Right now I’m in a state of mind of where I want to be like all the time as I’ve got no tears left to cry. I’m picking myself up once again picking myself up because I know I’m loving, living and picking up the pieces once again. Picking it up picking it up, I’m living so I’m turning up a notch yeah I’m turning it up. 

Guess what I have no more tears in my body to cry over how petty you are about saying lies about me; saying to people that I’ve upset you when you don’t even tell me what I did wrong, I’m not waisting my time with you because I’m not like anyone else who has to become so clicky and what not. 

I ran out oh boy I like it, I like it where people tell me information that aren’t true because someone else lying and making me out as a bully. I know full well like I’m not I say how it is but that’s if people need to know what’s on my mind. Doesn’t matter how, what, where or who even tries it. We all know that I’m the one who will win because I’m not that bothered about what other people think of me or anything. I’m just doing my job in and out yes I may of walked straight into the job and be confident in what I’m doing but at the end of the day I’ve got more experience of how to deal with it all than you may think. 

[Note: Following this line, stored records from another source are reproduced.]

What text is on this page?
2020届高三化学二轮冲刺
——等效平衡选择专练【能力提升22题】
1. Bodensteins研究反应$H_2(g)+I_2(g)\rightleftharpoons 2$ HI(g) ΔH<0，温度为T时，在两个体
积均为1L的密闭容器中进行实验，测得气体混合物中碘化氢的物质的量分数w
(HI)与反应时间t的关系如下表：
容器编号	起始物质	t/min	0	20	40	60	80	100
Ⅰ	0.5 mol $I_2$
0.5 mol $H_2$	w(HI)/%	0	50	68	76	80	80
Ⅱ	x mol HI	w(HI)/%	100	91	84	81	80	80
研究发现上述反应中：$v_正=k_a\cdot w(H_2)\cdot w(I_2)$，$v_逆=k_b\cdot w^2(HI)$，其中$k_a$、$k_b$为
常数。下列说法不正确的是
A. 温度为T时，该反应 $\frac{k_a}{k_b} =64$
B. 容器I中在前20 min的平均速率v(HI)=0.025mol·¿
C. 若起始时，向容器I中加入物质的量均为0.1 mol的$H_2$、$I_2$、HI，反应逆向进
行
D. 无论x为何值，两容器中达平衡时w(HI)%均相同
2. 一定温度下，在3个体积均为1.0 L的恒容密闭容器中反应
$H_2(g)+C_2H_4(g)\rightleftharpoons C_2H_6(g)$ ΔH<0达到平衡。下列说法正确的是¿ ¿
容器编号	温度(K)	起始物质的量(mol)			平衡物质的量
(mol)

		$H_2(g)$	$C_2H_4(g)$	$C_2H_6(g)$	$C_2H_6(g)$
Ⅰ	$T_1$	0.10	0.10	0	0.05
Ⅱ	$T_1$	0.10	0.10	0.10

You can’t even get me down even when it’s raining because it can’t stop now as I’m dancing in the rain like I’m dancing on your grave. So you need to shut your mouth. If you don’t want to cause a scene or don’t want to talk to me just shut your mouth because one day I might have a really bad day and tell you how it is even I’m struggling with my mental health. You know how it is if you get the wrong side of me there’s no going back. 

You may see me as a threat but I’m just being me doing my job as I believe in the children as much as you do but I have different attitude and I’m young enough to be their big sister. Just give it up already. As I’ve felt people like you who seem to be everyone’s favourite and think I’ve taken over the show. Honestly I just make people laugh, enjoy being with and most importantly I am who I am. 

I also calling out my mental health to shut your mouth because you’re not nice either I know I’m going to win this fight because I am strong. I am only human after all so don’t rain on me. As I’m the one fighting with you letting you know that I’m not going to be pushed around by you no more…

I am only human after all. I am only human after all so don’t rain on me.